Physiological measurement 36 (2015), No.6, pp.1147-1159
ISSN: 0967-3334
ISSN: 1361-6579
ISSN: 0143-0815
Journal Article
Fraunhofer IPA ()
Elektrische Impedanz-Tomografie (EIT); Blutdruck; Aorta; Messen

Electrical impedance tomography (EIT) allows the measurement of intra-thoracic impedance changes related to cardiovascular activity. As a safe and low-cost imaging modality, EIT is an appealing candidate for non-invasive and continuous haemodynamic monitoring. EIT has recently been shown to allow the assessment of aortic blood pressure via the estimation of the aortic pulse arrival time (PAT).
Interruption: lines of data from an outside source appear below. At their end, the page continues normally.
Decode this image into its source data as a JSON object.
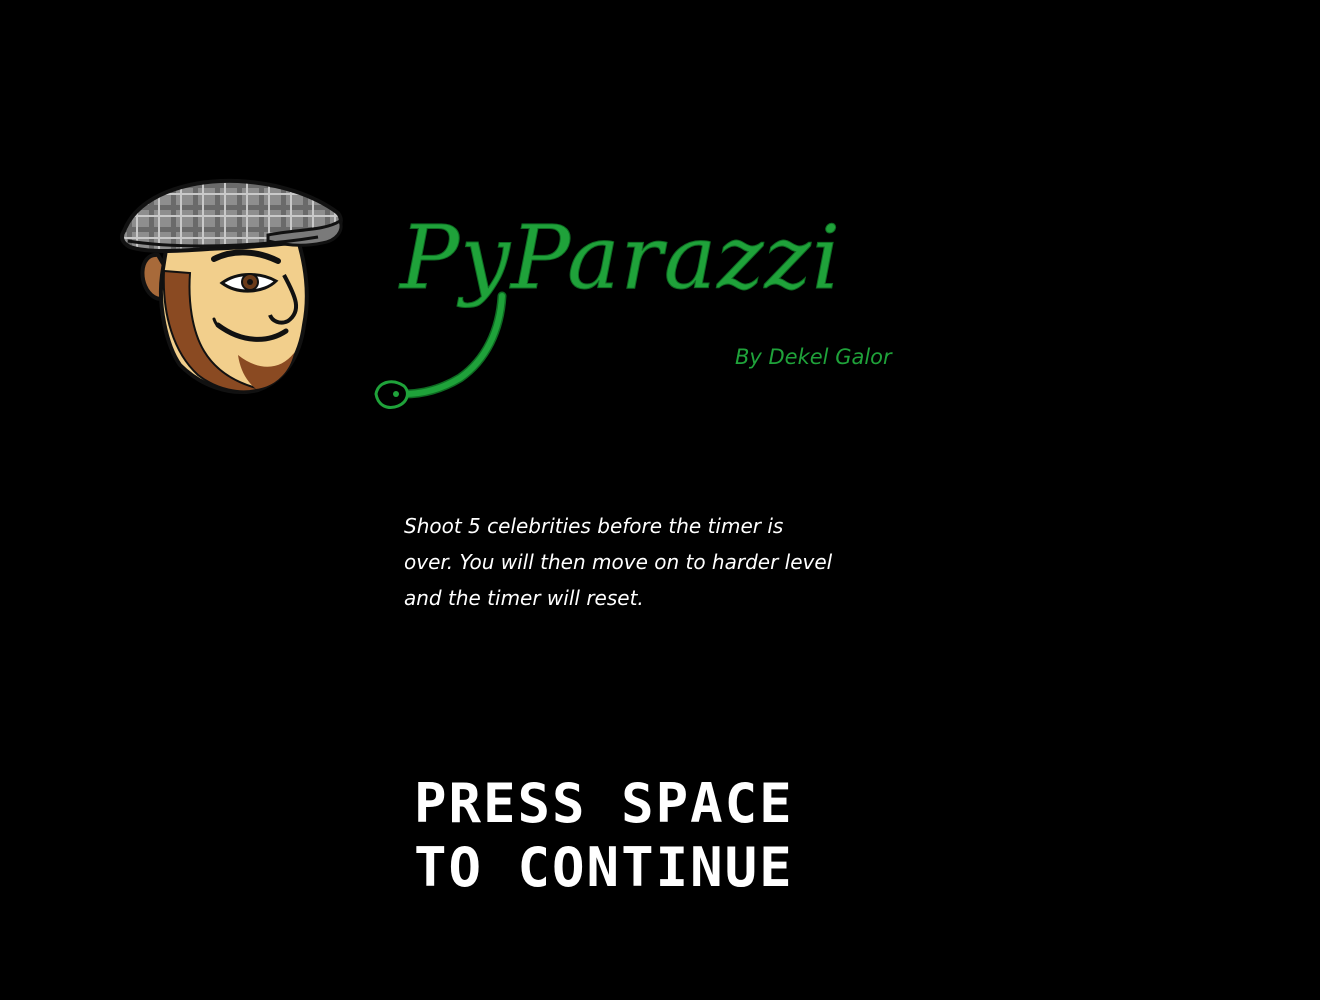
{
  "title_screen": {
    "game_title": "PyParazzi",
    "byline": "By Dekel Galor",
    "instructions": "Shoot 5 celebrities before the timer is over. You will then move on to harder level and the timer will reset.",
    "prompt_line_1": "PRESS SPACE",
    "prompt_line_2": "TO CONTINUE"
  },
  "mascot": {
    "icon": "paparazzi-cartoon-face-with-flat-cap"
  },
  "colors": {
    "background": "#000000",
    "title_green": "#1fa23a",
    "text": "#ffffff"
  }
}
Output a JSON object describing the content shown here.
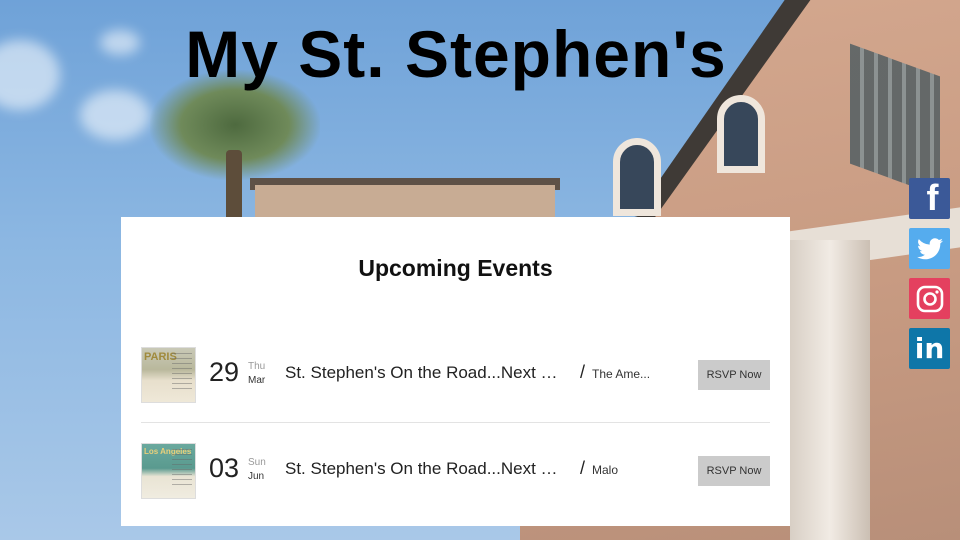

However, finding the aortic signal within EIT image sequences is a challenging task: the signal has a small amplitude and is difficult to locate due to the small size of the aorta and the inherent low spatial resolution of EIT. In order to most reliably detect the aortic signal, our objective was to understand the effect of EIT measurement settings (electrode belt placement, reconstruction algorithm). This paper investigates the influence of three transversal belt placements and two commonly-used difference reconstruction algorithms (Gauss-Newton and GREIT) on the measurement of a ortic signals in view of aortic blood pressure estimation via EIT. A magnetic resonance imaging based three-dimensional finite element model of the haemodynamic bio-impedance properties of the human thorax was created. Two simulation experiments were performed with the aim to (1) evaluate the timing error in aortic PAT estimation and (2) quantify the strength of the aortic signal in each pixel of the EIT image sequences. Both experiments reveal better performance for images reconstructed with Gauss-Newton (with a noise figure of 0.5 or above) and a belt placement at the height of the heart or higher. According to the noise-free scenarios simulated, the uncertainty in the analysis of the aortic EIT signal is expected to induce blood pressure errors of at least ± 1.4 mmHg.